Who’s the enemy? Iran or U.S.?
You want something that will make you feel all warm and cozy inside?
Well, Iran, that country that America has been looking over the shoulder of from time to time, has bought forbidden equipment from no one other than our own U.S. of A.
Iran, which President Bush has labeled as part of the “axis of evil,” is apparently on the Defense Department’s buddy list when it comes to weapon sales on the global flea market.
Sales included fighter jet parts, missile components and a free fortune cookie that tells of the irony of the sales to the countries of Iran and China. In one instance, a Pakistani arms broker convicted of exporting U.S. missile parts to Iran returned to business after being released from prison. He had purchased Chinook helicopter engine parts for Iran that a U.S. company had sold him in the Pentagon supermarket.
In another situation, convicted middlemen from Iran purchased F-14 “Tomcat” fighter jet parts from the Defense Department’s surplus division. Now customs agents have confiscated those parts and returned them to the Pentagon, but here’s the funny part, they were reportedly sold again with customs tags still attached to another buyer, a suspected broker for Iran.

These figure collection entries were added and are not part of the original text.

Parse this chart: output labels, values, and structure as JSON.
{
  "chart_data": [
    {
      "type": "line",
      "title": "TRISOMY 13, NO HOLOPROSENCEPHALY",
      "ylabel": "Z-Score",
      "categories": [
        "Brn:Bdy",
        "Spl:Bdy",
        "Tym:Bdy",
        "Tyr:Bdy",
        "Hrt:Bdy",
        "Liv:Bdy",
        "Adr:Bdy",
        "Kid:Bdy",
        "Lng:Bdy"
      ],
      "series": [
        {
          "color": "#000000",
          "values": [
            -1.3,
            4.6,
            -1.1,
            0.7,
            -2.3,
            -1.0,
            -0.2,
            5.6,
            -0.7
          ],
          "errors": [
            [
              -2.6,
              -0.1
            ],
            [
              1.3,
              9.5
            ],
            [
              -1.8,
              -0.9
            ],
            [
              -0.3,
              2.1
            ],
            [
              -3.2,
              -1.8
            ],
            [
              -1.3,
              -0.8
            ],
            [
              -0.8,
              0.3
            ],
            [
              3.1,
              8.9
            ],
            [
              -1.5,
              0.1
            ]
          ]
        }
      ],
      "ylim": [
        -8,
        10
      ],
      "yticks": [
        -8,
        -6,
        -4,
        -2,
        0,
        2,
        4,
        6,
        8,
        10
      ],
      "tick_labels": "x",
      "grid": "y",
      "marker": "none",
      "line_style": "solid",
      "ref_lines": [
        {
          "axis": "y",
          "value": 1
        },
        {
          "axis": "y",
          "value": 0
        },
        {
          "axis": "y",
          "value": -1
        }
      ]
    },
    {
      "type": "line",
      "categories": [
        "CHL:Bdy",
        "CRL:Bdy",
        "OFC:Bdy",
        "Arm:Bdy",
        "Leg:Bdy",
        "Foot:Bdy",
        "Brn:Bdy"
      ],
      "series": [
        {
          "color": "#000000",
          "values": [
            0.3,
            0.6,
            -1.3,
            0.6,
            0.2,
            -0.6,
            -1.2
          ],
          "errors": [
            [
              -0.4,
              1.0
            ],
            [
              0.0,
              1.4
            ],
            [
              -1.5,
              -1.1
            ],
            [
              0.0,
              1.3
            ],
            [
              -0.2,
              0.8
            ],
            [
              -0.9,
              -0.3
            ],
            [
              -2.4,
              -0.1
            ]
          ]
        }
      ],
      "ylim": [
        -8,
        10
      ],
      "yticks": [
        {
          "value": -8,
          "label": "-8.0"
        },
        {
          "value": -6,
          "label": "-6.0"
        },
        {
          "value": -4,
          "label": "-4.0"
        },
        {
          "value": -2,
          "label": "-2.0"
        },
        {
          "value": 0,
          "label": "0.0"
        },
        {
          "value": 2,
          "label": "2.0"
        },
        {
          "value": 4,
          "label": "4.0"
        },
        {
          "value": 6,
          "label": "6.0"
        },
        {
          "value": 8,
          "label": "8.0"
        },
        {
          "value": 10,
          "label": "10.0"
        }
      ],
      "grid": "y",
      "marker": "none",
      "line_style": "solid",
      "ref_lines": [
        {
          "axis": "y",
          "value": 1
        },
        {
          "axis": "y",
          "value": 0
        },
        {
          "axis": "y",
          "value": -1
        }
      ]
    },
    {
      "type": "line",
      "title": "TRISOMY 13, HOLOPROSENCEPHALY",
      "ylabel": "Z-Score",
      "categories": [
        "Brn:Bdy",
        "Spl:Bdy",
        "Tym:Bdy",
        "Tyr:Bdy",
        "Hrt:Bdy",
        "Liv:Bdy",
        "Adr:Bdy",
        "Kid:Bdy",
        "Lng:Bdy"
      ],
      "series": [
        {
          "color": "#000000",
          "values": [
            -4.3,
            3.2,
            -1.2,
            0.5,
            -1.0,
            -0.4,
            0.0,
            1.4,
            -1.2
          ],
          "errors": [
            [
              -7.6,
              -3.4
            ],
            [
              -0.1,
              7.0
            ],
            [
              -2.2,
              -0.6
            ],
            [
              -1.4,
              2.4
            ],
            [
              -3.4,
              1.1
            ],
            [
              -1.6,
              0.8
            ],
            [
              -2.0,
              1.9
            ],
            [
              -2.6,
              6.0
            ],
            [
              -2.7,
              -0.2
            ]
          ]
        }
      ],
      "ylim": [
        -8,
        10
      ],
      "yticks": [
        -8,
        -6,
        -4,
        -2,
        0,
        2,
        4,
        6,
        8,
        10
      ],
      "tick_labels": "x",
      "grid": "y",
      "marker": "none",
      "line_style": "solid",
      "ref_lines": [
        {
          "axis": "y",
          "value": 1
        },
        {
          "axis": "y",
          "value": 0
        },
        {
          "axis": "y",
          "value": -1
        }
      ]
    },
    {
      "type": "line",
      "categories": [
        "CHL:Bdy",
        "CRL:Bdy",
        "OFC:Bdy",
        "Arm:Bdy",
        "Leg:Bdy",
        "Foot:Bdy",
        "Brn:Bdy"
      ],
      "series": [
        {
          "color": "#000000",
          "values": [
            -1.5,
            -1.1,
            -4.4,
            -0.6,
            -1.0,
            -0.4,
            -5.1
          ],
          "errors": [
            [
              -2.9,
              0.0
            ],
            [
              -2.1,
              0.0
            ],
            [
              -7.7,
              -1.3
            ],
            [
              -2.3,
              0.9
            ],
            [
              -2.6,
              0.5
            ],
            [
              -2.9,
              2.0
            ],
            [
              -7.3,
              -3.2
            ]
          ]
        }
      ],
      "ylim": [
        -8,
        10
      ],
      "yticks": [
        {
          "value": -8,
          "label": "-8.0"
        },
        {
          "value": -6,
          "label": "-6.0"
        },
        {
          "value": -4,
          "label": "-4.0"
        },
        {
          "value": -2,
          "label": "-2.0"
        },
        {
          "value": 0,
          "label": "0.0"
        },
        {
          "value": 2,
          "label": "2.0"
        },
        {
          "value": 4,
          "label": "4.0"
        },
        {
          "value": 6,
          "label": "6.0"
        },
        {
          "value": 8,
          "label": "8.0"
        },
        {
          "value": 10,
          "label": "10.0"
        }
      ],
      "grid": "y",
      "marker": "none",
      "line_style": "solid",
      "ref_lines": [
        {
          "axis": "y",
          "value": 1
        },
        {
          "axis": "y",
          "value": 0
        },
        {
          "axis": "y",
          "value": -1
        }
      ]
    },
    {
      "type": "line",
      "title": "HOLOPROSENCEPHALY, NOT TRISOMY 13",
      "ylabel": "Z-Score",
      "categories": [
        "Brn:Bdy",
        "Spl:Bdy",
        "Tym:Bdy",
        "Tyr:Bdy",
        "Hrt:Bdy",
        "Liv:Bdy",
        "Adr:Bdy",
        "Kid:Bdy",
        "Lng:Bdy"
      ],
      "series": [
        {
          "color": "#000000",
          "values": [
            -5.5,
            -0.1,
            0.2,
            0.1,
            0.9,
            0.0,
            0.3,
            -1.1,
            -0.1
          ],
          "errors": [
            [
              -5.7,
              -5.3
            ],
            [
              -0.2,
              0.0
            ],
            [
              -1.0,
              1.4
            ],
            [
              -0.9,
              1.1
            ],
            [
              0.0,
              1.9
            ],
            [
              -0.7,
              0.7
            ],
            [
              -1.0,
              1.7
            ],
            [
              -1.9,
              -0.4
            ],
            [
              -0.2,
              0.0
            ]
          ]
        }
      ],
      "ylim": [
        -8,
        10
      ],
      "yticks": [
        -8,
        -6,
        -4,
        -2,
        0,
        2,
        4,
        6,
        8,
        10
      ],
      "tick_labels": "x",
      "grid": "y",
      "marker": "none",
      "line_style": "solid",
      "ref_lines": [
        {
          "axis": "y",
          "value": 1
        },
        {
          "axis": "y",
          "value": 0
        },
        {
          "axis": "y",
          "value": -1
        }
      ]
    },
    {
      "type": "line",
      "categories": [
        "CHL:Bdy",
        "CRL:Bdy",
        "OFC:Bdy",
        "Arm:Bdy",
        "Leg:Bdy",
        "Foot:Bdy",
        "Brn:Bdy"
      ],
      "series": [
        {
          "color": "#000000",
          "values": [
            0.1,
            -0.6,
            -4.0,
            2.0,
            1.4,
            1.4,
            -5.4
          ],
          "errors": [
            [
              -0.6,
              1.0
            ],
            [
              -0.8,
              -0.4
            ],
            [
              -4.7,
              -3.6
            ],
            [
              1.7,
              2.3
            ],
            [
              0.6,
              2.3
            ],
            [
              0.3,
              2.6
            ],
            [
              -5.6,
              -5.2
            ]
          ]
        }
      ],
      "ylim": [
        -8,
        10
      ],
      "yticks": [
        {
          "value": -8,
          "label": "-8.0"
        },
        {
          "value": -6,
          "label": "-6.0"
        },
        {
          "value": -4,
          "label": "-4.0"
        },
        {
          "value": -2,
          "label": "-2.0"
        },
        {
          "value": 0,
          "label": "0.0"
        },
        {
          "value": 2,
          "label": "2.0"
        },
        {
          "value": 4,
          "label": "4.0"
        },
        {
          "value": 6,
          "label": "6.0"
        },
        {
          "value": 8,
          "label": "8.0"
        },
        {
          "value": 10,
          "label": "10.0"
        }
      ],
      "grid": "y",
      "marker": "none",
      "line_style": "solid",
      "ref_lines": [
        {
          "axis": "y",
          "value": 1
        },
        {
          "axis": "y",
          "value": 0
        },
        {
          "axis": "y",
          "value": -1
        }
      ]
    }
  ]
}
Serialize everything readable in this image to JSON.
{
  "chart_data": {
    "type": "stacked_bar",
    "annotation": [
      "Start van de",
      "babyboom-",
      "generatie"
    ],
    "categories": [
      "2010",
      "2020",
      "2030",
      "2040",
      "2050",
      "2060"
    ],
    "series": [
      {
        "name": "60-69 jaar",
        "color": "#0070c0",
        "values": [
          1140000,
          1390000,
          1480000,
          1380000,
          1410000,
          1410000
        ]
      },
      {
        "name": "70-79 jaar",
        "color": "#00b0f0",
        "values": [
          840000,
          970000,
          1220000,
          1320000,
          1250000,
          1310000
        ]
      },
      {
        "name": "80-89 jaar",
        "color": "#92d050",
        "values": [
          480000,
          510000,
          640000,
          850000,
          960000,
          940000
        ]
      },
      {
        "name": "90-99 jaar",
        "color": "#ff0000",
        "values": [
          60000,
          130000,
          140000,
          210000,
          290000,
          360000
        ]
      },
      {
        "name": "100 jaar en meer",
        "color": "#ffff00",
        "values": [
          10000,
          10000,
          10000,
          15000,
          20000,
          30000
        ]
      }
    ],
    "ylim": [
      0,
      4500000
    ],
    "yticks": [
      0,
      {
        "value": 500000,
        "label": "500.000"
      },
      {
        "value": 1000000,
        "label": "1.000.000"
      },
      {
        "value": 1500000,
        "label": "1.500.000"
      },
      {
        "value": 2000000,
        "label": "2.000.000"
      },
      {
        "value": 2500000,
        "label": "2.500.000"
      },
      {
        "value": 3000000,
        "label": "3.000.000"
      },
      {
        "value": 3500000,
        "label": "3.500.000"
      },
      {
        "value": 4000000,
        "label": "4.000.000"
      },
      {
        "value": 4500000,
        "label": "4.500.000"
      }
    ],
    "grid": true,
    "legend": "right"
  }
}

“That would be evidence of a significant breakdown, in my view, in controls and processes,” said Greg Kutz, the Government Accountability Office’s head of special investigations. “It shouldn’t happen the first time, let alone the second time.”
But it did happen the first and second time. I think it’s kind of strange that a country that we are very wary of and watching almost as closely as the situation in Iraq, is the same country we are selling weapons to. Now wouldn’t it be ironic if the same weapons the United States sold to Iran were one day the same weapons they used against us? Something to rub your chin over.
Rocket launchers, body armor and surveillance antennas totaling $1.1 million dollars were able to be purchased last year by GAO agents, who said they did so by just driving onto a base and posing as defense contractors. Nice.
According to Kutz, investigators used a fake identity to access a surplus Web site operated by a Pentagon contractor and then bought more, adding a dozen microcircuits used on F-14 fighters to their bag of goodies.
Although the phony buyers received phone calls from the Defense Department asking why they had no Social Security number or credit history, they bypassed the questions by posing a fictional utility bill and claimed to be an identity theft victim.
And despite the $57 million of the Pentagon’s public surplus sales they took in for fiscal 2005, investigators found the Pentagon’s inventory and sales controls were stricken with errors and have said their sales are closely watched by friends and foes of the U.S.
I guess the investigation is ongoing, as it should be, because if we’re selling weapons to Iran and China, who else is getting our toys? Afghanistan? Iraq?